AIDS'in, başlangıçta özellikle eşcinseller ve uyuşturucu kullananları etkileyen bir hastalık olarak tanımlandığını açıklayan Prof. Dr. Bilgiç, "Oysa HIV infeksiyonlarının en büyük kısmının heteroseksuel ilişki ile bulaştığı gerçeğiyle karşı karşıyayız. Heteroseksüel ilişkide kadınlar erkeklerden daha çok infekte olmaktadır. Kadına HIV'in bulaşmasında en sık rastlanan yol erkekten bulaşmasıdır. İnfekte kadınların en büyük kısmına infeksiyon ya kocasından yada cinsel eşinden bulaşmaktadır" diye konuştu.

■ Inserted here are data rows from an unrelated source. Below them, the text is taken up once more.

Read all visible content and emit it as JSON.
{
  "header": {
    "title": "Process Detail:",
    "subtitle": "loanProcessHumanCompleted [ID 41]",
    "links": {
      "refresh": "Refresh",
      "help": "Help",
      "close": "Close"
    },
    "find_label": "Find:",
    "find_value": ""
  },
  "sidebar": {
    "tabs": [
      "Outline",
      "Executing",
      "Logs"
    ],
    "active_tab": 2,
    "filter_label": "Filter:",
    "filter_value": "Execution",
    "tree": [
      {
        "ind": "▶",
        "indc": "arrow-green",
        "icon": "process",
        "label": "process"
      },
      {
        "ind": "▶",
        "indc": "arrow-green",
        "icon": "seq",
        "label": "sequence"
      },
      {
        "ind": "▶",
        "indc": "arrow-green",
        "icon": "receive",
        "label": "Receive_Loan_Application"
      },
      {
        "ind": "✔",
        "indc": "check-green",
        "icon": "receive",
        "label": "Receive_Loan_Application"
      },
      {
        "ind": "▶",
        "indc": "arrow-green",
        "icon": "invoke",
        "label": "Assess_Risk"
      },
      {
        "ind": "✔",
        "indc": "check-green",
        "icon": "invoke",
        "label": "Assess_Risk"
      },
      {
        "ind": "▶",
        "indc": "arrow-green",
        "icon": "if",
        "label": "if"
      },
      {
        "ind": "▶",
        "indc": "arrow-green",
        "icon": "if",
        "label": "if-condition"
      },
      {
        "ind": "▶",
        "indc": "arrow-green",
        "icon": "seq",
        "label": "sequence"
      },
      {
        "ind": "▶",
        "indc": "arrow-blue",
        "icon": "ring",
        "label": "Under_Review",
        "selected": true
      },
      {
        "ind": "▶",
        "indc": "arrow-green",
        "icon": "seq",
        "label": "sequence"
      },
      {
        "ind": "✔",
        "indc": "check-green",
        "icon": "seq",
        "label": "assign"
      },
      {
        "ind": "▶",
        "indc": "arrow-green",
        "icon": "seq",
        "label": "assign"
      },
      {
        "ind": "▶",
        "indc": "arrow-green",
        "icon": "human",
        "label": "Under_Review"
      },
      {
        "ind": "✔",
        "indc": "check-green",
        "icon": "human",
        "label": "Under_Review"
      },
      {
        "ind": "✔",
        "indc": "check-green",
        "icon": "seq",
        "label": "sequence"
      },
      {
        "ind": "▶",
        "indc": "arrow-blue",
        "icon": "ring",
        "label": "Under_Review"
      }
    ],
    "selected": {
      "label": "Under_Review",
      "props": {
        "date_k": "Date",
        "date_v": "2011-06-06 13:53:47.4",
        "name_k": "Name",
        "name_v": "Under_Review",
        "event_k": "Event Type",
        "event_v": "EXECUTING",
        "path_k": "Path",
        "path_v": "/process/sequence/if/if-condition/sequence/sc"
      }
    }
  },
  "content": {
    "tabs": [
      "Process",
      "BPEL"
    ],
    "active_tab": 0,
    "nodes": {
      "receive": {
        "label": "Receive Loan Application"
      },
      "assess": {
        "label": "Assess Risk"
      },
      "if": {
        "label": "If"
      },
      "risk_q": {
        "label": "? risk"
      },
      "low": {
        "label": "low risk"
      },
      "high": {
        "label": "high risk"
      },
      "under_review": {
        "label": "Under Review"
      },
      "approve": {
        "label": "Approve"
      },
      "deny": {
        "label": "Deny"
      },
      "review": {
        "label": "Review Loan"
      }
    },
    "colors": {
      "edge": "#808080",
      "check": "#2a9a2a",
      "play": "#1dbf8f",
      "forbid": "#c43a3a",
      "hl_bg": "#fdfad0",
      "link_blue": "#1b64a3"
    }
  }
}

2003 yılında HIV ile infekte olan bebeklerin yüzde 90'ının infeksiyonu annelerinden aldığını açıklayan Prof. Dr. Bilgiç, şöyle devam etti:
"Aslında ilaçlarla bu bulaşmayı önlemek olasıdır. Ancak bu ilaçlar dünyanın her yerindeki kadınlara ulaştırılamamaktadır. Ayrıca HIV infekte annenin sütüyle de bulaşmaktadır. Anne sütüne alternatif mamalar da vardır. Ancak bunlara ulaşmak kolay olmamaktadır. Bunun dışında cinsel şiddet de dünyanın her yerinde kadını olumsuz etkileyen bir durumdur."

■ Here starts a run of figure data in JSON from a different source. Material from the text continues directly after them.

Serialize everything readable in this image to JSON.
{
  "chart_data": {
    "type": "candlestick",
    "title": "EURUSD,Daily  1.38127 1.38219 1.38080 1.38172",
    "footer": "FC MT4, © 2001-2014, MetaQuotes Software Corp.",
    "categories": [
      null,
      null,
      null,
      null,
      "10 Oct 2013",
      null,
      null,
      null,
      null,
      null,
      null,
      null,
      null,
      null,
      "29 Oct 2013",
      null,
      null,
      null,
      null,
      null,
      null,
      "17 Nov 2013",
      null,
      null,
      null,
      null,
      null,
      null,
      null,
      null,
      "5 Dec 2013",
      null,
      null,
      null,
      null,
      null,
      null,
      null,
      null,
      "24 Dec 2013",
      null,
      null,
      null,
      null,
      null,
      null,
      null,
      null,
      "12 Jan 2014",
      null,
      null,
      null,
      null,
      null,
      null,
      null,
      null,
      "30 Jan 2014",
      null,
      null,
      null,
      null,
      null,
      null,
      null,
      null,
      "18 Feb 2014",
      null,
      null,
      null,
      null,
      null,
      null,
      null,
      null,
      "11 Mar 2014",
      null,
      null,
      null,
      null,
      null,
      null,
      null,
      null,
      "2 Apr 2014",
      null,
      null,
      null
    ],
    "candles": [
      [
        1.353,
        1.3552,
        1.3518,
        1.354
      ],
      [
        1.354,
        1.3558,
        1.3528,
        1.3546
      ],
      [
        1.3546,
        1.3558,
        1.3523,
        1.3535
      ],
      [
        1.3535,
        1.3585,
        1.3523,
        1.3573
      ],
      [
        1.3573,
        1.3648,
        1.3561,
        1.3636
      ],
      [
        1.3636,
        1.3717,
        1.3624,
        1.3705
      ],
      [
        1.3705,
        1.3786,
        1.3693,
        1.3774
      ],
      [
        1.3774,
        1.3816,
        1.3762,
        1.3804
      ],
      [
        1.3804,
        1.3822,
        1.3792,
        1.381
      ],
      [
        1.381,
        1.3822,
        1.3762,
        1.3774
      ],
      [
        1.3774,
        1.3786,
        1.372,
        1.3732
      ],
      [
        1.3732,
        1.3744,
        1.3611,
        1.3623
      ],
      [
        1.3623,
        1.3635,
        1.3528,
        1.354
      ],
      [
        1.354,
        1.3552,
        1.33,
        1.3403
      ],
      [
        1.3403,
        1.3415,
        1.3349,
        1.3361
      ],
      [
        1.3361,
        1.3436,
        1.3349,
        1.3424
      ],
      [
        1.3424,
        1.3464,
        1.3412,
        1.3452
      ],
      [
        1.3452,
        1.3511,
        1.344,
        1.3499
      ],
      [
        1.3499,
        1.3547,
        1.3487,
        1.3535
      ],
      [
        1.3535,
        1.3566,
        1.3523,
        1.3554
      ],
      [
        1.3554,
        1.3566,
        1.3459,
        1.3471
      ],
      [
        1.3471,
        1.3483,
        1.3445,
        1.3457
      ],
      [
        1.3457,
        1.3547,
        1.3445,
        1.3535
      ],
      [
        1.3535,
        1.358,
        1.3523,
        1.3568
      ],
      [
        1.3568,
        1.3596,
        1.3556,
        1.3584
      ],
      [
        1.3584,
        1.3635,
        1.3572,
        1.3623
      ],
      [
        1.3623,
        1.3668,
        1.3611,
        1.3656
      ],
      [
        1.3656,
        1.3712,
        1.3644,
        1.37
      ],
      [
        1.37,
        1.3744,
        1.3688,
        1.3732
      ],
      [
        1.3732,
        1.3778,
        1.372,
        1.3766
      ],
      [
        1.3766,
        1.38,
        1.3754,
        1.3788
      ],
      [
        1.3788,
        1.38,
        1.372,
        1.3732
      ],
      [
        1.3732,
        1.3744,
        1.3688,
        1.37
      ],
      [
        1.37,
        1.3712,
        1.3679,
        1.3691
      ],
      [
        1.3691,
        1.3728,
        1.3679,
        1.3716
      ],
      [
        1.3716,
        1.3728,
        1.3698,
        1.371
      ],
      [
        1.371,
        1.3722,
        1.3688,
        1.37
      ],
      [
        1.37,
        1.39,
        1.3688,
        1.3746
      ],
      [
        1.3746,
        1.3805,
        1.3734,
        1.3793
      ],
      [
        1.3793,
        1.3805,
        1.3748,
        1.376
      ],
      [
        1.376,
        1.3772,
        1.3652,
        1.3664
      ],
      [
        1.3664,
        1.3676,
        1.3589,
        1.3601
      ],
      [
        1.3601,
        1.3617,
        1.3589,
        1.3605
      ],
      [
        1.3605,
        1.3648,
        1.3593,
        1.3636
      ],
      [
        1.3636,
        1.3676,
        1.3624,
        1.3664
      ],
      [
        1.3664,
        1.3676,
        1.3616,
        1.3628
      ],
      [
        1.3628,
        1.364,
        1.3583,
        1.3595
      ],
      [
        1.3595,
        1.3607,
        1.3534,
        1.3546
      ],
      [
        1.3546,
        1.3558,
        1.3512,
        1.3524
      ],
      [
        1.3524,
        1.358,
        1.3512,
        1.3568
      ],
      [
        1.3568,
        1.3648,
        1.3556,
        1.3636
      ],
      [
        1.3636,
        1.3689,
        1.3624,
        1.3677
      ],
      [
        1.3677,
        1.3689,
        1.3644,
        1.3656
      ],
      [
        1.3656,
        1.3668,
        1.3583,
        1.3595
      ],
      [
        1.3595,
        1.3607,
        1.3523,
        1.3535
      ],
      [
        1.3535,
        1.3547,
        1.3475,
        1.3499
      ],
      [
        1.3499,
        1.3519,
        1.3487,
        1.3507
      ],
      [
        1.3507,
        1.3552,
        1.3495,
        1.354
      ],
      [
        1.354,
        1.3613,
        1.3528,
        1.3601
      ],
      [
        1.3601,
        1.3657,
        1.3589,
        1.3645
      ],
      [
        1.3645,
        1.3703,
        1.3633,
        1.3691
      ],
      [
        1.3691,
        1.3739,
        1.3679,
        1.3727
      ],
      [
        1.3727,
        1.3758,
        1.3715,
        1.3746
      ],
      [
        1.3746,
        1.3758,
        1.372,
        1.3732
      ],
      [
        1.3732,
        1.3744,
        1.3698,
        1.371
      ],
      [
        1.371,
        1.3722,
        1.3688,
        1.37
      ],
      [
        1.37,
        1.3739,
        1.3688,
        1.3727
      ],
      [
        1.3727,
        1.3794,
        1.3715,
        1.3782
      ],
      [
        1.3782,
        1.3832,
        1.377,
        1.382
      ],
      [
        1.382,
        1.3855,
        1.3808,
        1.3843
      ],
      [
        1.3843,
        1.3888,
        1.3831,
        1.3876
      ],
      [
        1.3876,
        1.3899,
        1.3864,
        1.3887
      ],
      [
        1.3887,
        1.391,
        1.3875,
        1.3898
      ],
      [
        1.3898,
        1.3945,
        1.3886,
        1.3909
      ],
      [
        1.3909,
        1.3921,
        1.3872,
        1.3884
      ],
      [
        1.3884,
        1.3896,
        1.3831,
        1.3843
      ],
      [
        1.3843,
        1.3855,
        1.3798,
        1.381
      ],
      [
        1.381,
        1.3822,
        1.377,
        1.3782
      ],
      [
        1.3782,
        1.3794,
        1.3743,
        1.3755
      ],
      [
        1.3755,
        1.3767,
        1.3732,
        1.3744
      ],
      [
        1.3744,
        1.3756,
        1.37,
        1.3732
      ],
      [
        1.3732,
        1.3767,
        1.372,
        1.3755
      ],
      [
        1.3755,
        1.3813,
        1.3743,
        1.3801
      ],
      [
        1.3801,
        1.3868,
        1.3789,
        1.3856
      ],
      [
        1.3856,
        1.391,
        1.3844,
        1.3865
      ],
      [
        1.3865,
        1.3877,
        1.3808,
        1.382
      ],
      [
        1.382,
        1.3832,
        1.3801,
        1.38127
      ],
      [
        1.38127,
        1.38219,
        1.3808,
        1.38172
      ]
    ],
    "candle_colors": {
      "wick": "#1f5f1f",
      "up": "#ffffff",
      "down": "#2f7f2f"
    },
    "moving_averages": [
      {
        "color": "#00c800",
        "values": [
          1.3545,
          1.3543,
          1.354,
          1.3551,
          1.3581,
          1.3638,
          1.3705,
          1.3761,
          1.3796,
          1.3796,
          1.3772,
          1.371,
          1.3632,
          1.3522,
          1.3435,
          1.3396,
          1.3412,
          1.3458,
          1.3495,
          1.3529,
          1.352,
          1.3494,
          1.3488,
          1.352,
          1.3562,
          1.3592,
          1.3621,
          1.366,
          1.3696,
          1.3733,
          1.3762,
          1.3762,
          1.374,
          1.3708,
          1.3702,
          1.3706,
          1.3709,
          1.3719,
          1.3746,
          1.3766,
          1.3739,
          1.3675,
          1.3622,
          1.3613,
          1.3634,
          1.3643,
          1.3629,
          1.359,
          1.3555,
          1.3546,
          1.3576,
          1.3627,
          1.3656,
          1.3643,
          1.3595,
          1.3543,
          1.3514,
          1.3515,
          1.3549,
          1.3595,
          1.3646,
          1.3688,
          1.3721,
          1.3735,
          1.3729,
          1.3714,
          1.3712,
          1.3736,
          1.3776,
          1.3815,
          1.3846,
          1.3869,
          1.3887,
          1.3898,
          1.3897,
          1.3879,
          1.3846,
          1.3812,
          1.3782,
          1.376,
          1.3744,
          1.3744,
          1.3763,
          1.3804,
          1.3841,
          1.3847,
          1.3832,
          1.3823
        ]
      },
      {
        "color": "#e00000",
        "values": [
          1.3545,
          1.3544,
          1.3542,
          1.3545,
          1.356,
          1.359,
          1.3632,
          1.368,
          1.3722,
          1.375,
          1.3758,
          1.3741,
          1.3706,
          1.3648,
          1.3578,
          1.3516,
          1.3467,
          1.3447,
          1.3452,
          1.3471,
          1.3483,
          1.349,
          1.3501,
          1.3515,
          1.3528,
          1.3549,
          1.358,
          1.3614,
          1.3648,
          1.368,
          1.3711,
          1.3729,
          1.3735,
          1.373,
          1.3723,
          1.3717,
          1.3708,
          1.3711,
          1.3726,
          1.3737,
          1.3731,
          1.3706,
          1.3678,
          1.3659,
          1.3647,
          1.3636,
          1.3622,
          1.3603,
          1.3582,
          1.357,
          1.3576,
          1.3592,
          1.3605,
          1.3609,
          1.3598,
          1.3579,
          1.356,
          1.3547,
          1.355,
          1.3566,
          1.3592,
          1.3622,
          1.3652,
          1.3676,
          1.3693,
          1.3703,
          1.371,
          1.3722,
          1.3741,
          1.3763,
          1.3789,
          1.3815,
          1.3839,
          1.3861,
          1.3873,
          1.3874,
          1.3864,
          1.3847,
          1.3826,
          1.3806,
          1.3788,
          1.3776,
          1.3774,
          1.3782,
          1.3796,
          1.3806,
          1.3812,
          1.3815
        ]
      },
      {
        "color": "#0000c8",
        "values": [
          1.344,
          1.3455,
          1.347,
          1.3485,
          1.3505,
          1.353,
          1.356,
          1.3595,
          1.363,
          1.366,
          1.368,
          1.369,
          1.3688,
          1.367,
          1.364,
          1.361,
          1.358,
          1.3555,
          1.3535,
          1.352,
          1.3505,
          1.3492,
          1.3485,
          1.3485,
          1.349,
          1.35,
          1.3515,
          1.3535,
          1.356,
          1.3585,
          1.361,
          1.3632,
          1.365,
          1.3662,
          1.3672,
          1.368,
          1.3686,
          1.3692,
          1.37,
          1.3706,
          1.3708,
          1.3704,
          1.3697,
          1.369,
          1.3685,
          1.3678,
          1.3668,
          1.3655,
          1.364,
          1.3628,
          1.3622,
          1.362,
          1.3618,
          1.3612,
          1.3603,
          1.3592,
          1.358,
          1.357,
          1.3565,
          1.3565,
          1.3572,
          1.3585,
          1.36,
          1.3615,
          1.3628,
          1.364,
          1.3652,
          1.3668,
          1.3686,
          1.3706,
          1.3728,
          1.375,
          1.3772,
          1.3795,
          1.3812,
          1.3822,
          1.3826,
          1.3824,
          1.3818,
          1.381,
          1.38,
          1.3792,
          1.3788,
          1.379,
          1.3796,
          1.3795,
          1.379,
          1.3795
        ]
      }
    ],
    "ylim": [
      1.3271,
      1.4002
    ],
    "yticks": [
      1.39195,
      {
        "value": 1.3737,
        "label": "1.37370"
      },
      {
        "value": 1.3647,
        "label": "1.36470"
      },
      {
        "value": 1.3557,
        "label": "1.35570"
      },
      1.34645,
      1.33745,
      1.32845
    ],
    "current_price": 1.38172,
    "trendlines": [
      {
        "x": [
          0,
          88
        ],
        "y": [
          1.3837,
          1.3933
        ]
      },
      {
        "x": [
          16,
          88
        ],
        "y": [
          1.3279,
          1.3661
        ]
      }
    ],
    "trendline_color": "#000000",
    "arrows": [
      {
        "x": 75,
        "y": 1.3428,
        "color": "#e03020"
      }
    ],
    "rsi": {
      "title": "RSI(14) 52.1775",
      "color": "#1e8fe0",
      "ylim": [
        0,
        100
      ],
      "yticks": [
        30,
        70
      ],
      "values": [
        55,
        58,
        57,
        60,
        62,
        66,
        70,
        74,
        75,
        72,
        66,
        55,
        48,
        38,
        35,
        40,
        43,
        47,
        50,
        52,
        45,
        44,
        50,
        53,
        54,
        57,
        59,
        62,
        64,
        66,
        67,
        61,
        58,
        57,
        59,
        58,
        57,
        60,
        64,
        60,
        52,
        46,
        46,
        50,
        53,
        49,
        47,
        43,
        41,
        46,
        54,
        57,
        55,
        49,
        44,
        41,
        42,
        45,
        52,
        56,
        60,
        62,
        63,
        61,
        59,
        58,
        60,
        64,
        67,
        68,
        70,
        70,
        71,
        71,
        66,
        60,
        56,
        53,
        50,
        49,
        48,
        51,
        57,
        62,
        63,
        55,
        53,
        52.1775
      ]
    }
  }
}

Kazanılmış İmmun Yetmezlik Sendromu'nun (AIDS) tanımlandığı 1981 yılından günümüze kadar yayılarak başlıca sağlık sorunları arasında yerini aldığını açıklayan Prof. Dr. Bilgiç, "Dünyada HIV ile infekte olan kişilerin hemen hemen yarısı 25 yaşından önce infeksiyonu kazanıp, 35 yaşından önce yaşamlarını yitirmektedirler. Ülkemizde HIV epidemisi henüz büyük boyutlarda değilken yapacak çok şey vardır. Uluslararası düzeyde AIDS'in etkin bir biçimde önünü kesmek için; AIDS'li kişilere karşı ayrımcılığa son vermek, medyayı uygun kullanarak daha güvenli cinsel ilişki ve ilaç kullanımı konusunda eğitim vermek, gelişmekte olan ülkelere bedava kondom dağıtmak gerekmektedir" diye konuştu.